Selon la communauté scientifique, les mesures prévues par l'Amendement de Londres sont encore insuffisantes, car elles conduisent à une augmentation de la concentration de chlore dans la stratosphère de 3,3 à 4,1 parties par milliard en volume en l'an 2000. Bien que la liste des substances réglementées ait été étendue par l'Amendement de Londres, le caractère progressif des délais de réduction qu'il prévoit impliquerait la production de 17 millions de tonnes supplémentaires de substances appauvrissant la couche d'ozone avant l'interruption définitive de leur fabrication . L'affaiblissement de la couche d'ozone est désormais constaté au-dessus de régions à forte densité de population en Europe et en Amérique du Nord, ce qui permet d'anticiper une augmentation du rayonnement ultraviolet à la surface de la terre. Cette évolution induira des conséquences regrettables non seulement dans le domaine de la santé, mais aussi sur les écosystèmes naturels, la sylviculture et la qualité des denrées alimentaires.

Par ailleurs, il semble aujourd'hui établi que les substances qui appauvrissent la couche d'ozone sont aussi celles qui contribuent à l'effet de serre , qu'il s'agisse des CFC ou des produits de substitution, dont les effets sur le réchauffement de la planète pourraient l'emporter sur le bioxyde de carbone 4 ( * ) .

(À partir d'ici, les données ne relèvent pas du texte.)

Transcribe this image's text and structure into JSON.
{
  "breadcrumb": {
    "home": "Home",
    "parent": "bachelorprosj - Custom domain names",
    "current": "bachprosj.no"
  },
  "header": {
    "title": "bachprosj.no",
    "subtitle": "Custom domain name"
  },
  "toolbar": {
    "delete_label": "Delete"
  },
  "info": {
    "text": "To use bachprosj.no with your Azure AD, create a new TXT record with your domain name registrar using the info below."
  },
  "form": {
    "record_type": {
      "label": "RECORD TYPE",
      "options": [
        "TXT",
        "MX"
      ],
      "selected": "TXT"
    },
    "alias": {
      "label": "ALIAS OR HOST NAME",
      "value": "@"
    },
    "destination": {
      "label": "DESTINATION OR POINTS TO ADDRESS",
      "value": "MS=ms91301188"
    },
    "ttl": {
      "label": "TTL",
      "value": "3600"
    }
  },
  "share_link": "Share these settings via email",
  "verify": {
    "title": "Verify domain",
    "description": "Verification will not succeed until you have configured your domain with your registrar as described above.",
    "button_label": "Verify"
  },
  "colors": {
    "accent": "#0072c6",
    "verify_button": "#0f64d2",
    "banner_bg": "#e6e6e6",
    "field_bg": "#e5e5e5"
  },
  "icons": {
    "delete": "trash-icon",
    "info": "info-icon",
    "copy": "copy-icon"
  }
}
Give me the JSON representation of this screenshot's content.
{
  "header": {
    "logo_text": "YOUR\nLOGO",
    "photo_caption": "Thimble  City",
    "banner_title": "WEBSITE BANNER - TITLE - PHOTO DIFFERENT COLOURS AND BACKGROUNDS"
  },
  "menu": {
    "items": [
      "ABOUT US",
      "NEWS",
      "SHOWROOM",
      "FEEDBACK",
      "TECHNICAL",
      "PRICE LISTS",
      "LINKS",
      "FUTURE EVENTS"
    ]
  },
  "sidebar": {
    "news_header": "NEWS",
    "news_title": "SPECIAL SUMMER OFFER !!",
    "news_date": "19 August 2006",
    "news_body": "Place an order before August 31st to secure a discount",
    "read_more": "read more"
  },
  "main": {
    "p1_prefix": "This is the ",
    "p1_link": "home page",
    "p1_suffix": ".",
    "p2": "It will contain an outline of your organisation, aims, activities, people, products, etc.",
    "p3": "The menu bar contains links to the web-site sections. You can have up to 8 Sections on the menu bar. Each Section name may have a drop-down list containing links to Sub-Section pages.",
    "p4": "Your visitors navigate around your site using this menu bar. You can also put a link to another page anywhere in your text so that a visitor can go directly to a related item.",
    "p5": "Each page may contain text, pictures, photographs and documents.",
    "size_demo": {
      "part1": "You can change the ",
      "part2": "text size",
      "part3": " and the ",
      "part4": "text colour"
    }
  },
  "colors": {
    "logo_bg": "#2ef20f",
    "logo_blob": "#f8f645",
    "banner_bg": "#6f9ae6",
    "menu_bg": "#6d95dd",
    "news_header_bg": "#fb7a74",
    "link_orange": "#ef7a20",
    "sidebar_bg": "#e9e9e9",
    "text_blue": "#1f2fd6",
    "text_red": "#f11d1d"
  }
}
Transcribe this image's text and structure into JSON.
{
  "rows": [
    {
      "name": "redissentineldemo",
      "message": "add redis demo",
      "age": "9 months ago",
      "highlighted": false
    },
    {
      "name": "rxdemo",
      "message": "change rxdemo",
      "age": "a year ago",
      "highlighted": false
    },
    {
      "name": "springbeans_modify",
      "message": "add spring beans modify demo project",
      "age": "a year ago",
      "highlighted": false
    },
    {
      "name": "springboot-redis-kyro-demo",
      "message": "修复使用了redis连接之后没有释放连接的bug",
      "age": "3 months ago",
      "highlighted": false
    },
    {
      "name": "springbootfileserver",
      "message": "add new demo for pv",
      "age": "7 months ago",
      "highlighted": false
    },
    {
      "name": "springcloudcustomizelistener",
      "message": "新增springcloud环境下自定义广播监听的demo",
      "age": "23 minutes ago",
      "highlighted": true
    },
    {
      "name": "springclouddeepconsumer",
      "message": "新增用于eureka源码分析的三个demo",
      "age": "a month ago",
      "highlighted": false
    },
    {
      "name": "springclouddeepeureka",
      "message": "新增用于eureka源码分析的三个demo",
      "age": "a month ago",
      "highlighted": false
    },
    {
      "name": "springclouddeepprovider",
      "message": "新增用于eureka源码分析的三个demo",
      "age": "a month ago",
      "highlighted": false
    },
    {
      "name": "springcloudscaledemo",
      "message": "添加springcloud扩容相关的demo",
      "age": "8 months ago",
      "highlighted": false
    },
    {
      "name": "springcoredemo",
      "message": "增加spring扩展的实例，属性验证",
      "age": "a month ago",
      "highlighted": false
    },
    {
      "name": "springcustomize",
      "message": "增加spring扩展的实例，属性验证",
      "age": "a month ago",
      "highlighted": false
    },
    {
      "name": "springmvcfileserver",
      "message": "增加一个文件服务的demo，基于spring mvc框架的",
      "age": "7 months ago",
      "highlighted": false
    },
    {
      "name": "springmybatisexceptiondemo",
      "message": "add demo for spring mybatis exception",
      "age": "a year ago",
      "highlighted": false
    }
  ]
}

Enfin, une autre difficulté réside dans la durée de vie des CFC qui arrivent dans la stratosphère environ sept ans après avoir été émis, et qui restent presque 100 ans dans l'atmosphère du fait de leur grande stabilité chimique. La situation actuelle résulte donc de la pollution antérieure aux années 1990. L'arrêt immédiat et complet des émissions de CFC n'aurait d'effet que dans un siècle.

Le sentiment d'urgence suscité, une nouvelle fois, par la diffusion de ces observations, conduisit à l'élaboration de l'Amendement adopté à Copenhague le 25 novembre 1992.

2. L'Amendement de Copenhague et le renforcement des mesures de protection de la couche d'ozone

Adopté au cours de la quatrième réunion des Parties au Protocole de Montréal, le texte élaboré à Copenhague comporte en réalité deux dispositifs différents :

- des ajustements qui renforcent les mesures applicables aux substances déjà réglementées,

- un amendement qui augmente le nombre de substances réglementées.

a) Modification du calendrier d'élimination des substances décidé à Londres

En ce qui concerne les substances déjà visées par le Protocole de Montréal modifié à Londres (CFC, halons, tétrachlorure de carbone et méthylchloroforme), les ajustements décidés à Copenhague ont avancé la date d'arrêt total de la production et de la consommation.

Celle-ci passe, en effet,

- de 2000 à 1996 pour les CFC et le tétrachlorure de carbone,

- de 2000 à 1994 pour les halons (on peut d'ores et déjà considérer que ceux-ci ne sont plus ni produits, ni consommés, du moins par les pays développés),

- de 2005 à 1996 pour le méthylchloroforme.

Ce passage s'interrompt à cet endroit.